Abstract
Complete resection is usually impossible for fibrous dysplasia (FD) involving the cranial base. Incomplete resection could be followed by regrowth of FD, but there is no method for indicating disease progress. Serum alkaline phosphatase (ALP) is significantly high in patients with FD. The authors investigate the relationship between ALP, progress of FD, and age at surgery. 18 patients with craniofacial FD were separated into 3 groups: Group A, complete resection; Group B, incomplete resection followed by regrowth of FD; and Group C, incomplete resection but no regrowth of FD. Medical records and CT scans were reviewed retrospectively. ALP levels were obtained preoperatively, postoperatively and every year during follow-up. The relation between ALP and regrowth and that between age at surgery and regrowth were investigated. There was no recurrence in Group A ( n = 4). Regrowth in Group B ( n = 7) was preceded by an abrupt increase in ALP. In Group C ( n = 7), no regrowth was observed and ALP was maintained within the normal range. 6 patients (85%) in Group B and 2 (28%) in Group C were under 17 years old. The results revealed that the level of postoperative serum ALP could be a reliable marker for predicting the progress of craniofacial FD.

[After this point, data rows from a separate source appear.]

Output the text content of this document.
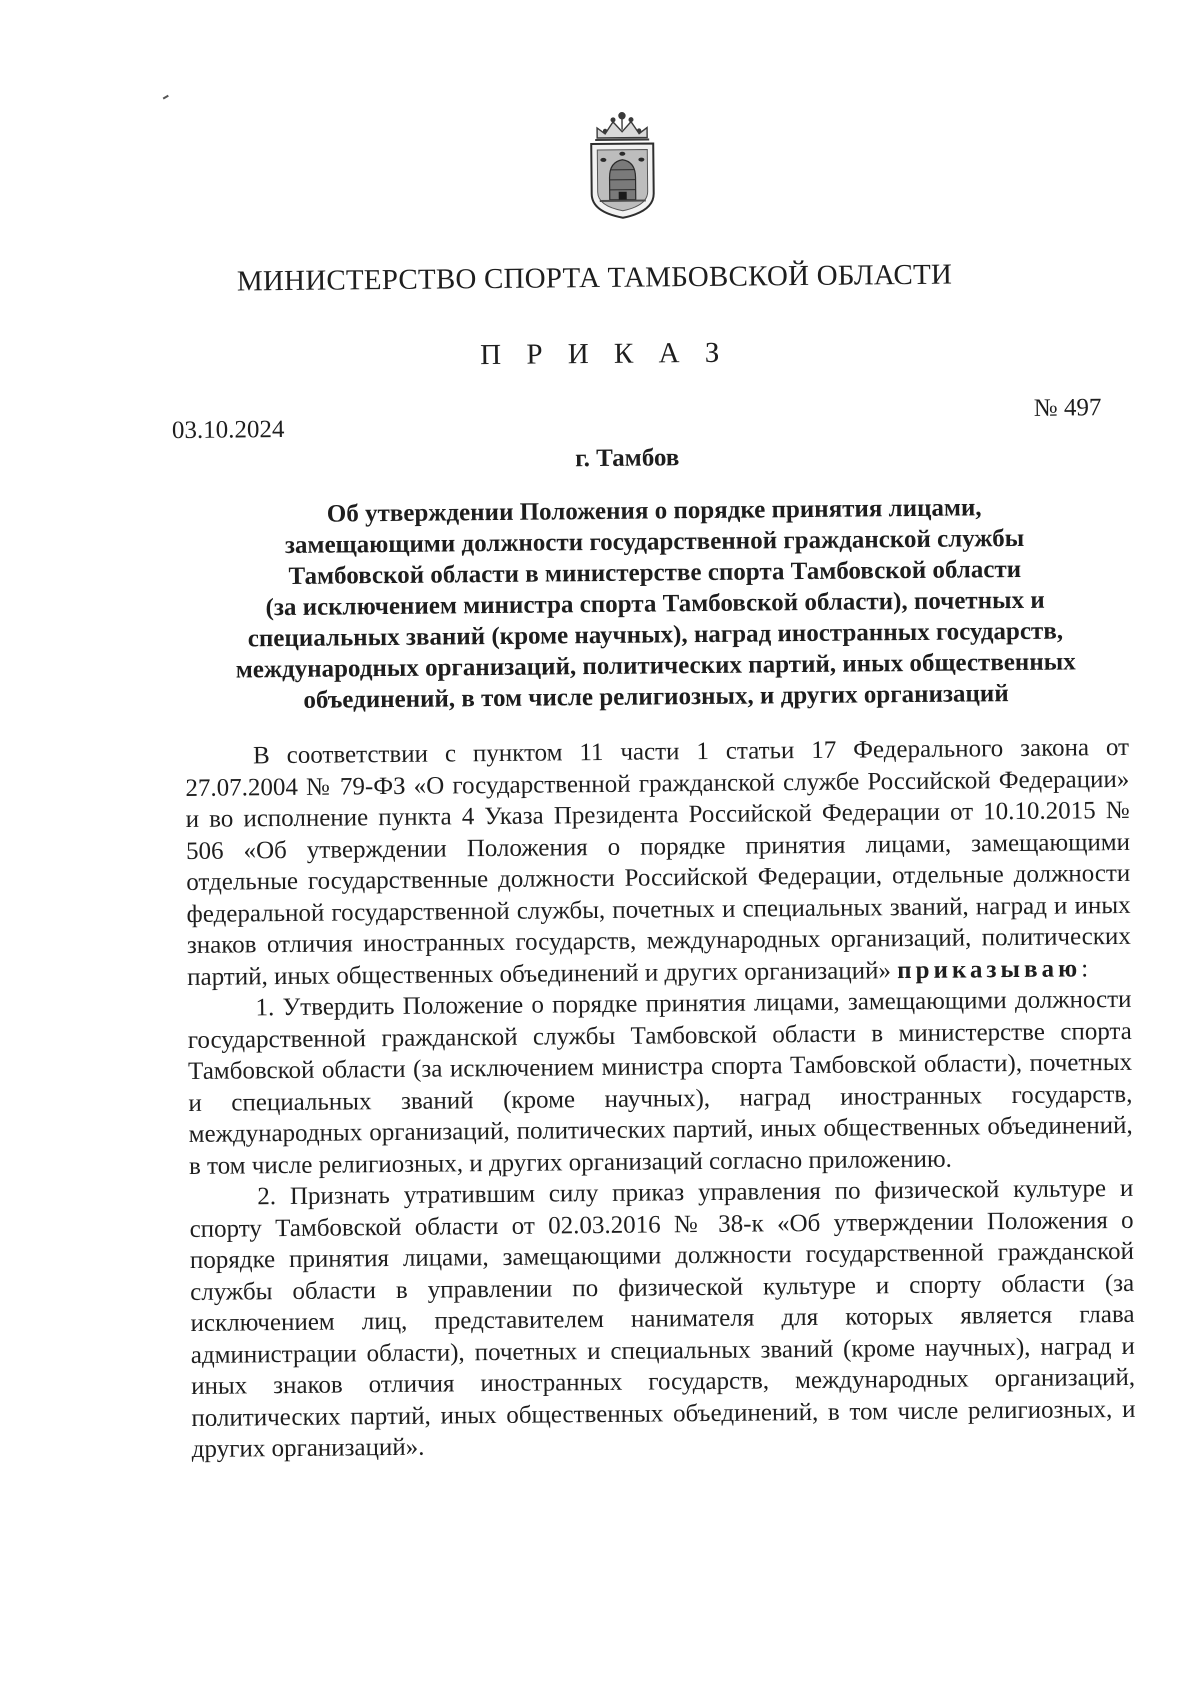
МИНИСТЕРСТВО СПОРТА ТАМБОВСКОЙ ОБЛАСТИ
П Р И К А З
03.10.2024
№ 497
г. Тамбов
Об утверждении Положения о порядке принятия лицами,
замещающими должности государственной гражданской службы
Тамбовской области в министерстве спорта Тамбовской области
(за исключением министра спорта Тамбовской области), почетных и
специальных званий (кроме научных), наград иностранных государств,
международных организаций, политических партий, иных общественных
объединений, в том числе религиозных, и других организаций

В соответствии с пунктом 11 части 1 статьи 17 Федерального закона от 27.07.2004 № 79-ФЗ «О государственной гражданской службе Российской Федерации» и во исполнение пункта 4 Указа Президента Российской Федерации от 10.10.2015 № 506 «Об утверждении Положения о порядке принятия лицами, замещающими отдельные государственные должности Российской Федерации, отдельные должности федеральной государственной службы, почетных и специальных званий, наград и иных знаков отличия иностранных государств, международных организаций, политических партий, иных общественных объединений и других организаций» приказываю:

1. Утвердить Положение о порядке принятия лицами, замещающими должности государственной гражданской службы Тамбовской области в министерстве спорта Тамбовской области (за исключением министра спорта Тамбовской области), почетных и специальных званий (кроме научных), наград иностранных государств, международных организаций, политических партий, иных общественных объединений, в том числе религиозных, и других организаций согласно приложению.

2. Признать утратившим силу приказ управления по физической культуре и спорту Тамбовской области от 02.03.2016 № 38-к «Об утверждении Положения о порядке принятия лицами, замещающими должности государственной гражданской службы области в управлении по физической культуре и спорту области (за исключением лиц, представителем нанимателя для которых является глава администрации области), почетных и специальных званий (кроме научных), наград и иных знаков отличия иностранных государств, международных организаций, политических партий, иных общественных объединений, в том числе религиозных, и других организаций».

Although it is a benign osteopathy, fibrous dysplasia (FD) manifests with clinically malignant symptoms characterized by replacement of the normal bone with fibrous–osseous tissues. This is due to the primary developmental abnormality of the bone-forming mesenchymal tissue. The molecular etiology is somatic activating mutations in osteoprogenitor cells of the cAMP regulating protein G S α, which is coded by the GNAS gene .
In general, the pathological process of craniofacial FD begins in childhood and progresses through puberty and adolescence . The progression usually stops after adolescence . Some authors report that the progression of the lesions may continue during adulthood, resulting in facial deformity and functional problems .
There are three main types of FD: monostotic, polyostotic, and McCune Albright syndrome. The monostotic form is the most common, comprising 70% of cases. 25% of FD involves two or more bones . These lesions may be localized to one region of the body or they may be disseminated, involving almost every bone. These lesions are more likely to continue to progress even after puberty, specially craniofacial lesions .
In craniofacial FD, the base of the skull, especially the sphenoid bone and maxilla, may be the most common site of involvement . The clinical problems vary according to the anatomical location. It tends to overgrow causing facial asymmetry, disfigurement, exophthalmos, orbital dystopia, and malocclusion. It also has the potential to compress the optic nerve . Malignant transformation is rare but may occur, most likely after radiation therapy with sarcomas being the most common histological type .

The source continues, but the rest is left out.